When we started seeing green stone fruits this season, we couldn't help but umeboshi. In all honesty, we haven't made the real stuff and just followed guidelines as you can see in a past crabapple post. Well, you knew that and that's not why you're here. Let's go!
Gochujang Molasses Green Apricot Umeboshi
If you've ever made umeboshi before, you understand that the fruit needs to be salt packed and weighted. This is a fairly typical whole fruit/veg preservation technique for breaking down the cell structure to release juices and generate a brine to be reinfused. It also creates an interesting texture.
Vac Packed Green Plums, Lovage & Salt
We leveraged vacuum packing the fruit with salt and punchy flavors. The big advantage of containing the fruit this way is that it makes it easy to manage a single layer and weight them in small batches. Just alternate layers of the vac packed fruit with hotel/sheet pans then stick a weight on top.
So we waited and waited for the fruit to get squished. It was a few days and they were still solid and barely any liquid pressed out. Sometimes we don't mind waiting and sometimes we do.
Infusing Butternut Squash with Brown Sugar
Hmm... How does one break up plant based cell structure with very little effort. Ice crystals of course! We did leverage the freeze thaw technique with further trials of hoshigaki anything, why not umeboshi?
Post Freeze & Thaw Sugar Infused Squash
After an overnight stay in the freezer, we stuck the frozen vac packed sheets back into the stack of weighted hotel pans. The fruit compressed pretty much immediately after they defrosted.
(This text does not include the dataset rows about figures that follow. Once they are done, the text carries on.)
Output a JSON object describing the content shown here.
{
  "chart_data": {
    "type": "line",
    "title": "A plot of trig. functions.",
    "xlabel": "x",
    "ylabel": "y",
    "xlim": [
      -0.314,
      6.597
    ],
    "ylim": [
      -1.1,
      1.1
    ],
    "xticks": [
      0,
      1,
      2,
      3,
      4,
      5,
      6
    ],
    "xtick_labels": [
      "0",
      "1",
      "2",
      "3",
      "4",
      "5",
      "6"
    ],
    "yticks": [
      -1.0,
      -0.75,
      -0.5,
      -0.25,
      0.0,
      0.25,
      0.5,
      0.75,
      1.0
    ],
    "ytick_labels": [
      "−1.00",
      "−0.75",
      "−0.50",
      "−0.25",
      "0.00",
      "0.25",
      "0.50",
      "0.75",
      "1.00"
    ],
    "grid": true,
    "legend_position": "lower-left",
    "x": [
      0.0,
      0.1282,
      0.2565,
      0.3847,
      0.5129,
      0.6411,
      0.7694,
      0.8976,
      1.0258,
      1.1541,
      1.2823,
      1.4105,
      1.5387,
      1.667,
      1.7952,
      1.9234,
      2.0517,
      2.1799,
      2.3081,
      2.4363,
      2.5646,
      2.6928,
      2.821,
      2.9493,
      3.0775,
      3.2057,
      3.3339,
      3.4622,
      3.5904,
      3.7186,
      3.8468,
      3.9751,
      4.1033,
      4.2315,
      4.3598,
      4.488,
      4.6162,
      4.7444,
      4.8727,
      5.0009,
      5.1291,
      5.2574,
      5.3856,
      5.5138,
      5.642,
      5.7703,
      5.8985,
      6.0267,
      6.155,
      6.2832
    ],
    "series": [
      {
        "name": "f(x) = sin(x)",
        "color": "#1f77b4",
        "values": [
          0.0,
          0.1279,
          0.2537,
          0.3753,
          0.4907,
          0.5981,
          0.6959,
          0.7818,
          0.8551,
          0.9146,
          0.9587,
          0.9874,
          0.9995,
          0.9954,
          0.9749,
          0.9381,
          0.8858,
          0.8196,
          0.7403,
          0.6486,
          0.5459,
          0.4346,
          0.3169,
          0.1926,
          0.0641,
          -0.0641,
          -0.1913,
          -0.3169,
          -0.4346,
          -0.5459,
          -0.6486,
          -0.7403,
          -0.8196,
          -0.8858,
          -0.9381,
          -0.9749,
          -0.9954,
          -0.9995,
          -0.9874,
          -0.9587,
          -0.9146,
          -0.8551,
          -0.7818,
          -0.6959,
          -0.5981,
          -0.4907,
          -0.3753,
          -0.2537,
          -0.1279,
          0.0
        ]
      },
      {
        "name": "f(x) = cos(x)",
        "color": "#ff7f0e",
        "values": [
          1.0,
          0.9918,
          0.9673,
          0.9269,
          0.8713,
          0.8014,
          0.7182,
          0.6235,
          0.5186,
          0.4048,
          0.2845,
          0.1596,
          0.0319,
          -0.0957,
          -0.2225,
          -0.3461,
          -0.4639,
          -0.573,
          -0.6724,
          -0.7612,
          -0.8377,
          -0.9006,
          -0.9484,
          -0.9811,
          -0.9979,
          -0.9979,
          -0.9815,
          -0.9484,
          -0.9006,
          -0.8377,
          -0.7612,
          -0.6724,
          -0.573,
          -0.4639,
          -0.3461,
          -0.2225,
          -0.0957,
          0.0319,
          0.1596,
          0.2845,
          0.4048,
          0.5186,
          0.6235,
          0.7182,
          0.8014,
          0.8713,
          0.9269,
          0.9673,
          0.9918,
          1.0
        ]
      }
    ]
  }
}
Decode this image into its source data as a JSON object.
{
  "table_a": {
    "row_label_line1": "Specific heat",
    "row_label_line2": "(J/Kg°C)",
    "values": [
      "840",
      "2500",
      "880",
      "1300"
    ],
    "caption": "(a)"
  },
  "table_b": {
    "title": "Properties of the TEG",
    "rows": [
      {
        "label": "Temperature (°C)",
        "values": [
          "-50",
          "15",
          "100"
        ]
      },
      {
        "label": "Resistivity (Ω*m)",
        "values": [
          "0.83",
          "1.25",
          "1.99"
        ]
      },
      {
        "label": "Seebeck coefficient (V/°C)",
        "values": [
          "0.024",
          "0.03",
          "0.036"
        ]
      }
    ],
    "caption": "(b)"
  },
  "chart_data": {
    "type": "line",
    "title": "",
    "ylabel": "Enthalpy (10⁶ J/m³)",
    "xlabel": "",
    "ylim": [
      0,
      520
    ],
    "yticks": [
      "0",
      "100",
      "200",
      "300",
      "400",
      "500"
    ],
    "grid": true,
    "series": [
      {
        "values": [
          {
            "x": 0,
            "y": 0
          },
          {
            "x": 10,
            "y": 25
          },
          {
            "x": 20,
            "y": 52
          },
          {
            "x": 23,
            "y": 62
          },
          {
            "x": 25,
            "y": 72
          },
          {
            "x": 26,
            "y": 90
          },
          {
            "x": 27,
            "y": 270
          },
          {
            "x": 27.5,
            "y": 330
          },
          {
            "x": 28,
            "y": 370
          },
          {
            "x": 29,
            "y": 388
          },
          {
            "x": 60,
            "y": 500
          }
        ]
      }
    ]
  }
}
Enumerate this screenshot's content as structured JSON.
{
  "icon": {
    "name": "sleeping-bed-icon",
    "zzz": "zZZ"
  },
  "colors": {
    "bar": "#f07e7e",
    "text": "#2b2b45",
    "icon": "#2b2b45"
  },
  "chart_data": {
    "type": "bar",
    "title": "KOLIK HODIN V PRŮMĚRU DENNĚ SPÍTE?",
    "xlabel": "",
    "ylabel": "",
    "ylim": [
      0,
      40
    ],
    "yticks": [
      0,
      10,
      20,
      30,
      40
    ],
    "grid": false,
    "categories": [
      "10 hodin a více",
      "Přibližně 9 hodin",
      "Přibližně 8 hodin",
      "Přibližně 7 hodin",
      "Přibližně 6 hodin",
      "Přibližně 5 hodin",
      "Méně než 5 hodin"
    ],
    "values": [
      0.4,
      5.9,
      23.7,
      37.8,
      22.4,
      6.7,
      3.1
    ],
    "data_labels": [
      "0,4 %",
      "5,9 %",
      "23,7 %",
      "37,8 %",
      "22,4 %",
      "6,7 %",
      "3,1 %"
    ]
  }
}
Post Press Gochujang Molasses Infused Green Apricots
There it is. We've successfully bridged the gap between umeboshi and hoshigaki, two fruit preservation techniques that yield serious depth and flavor complexity. Honestly, the methods are similar enough that the cross pollination of products and flavors are infinite.
As always, please share your discoveries so we an keep the ideas bouncing.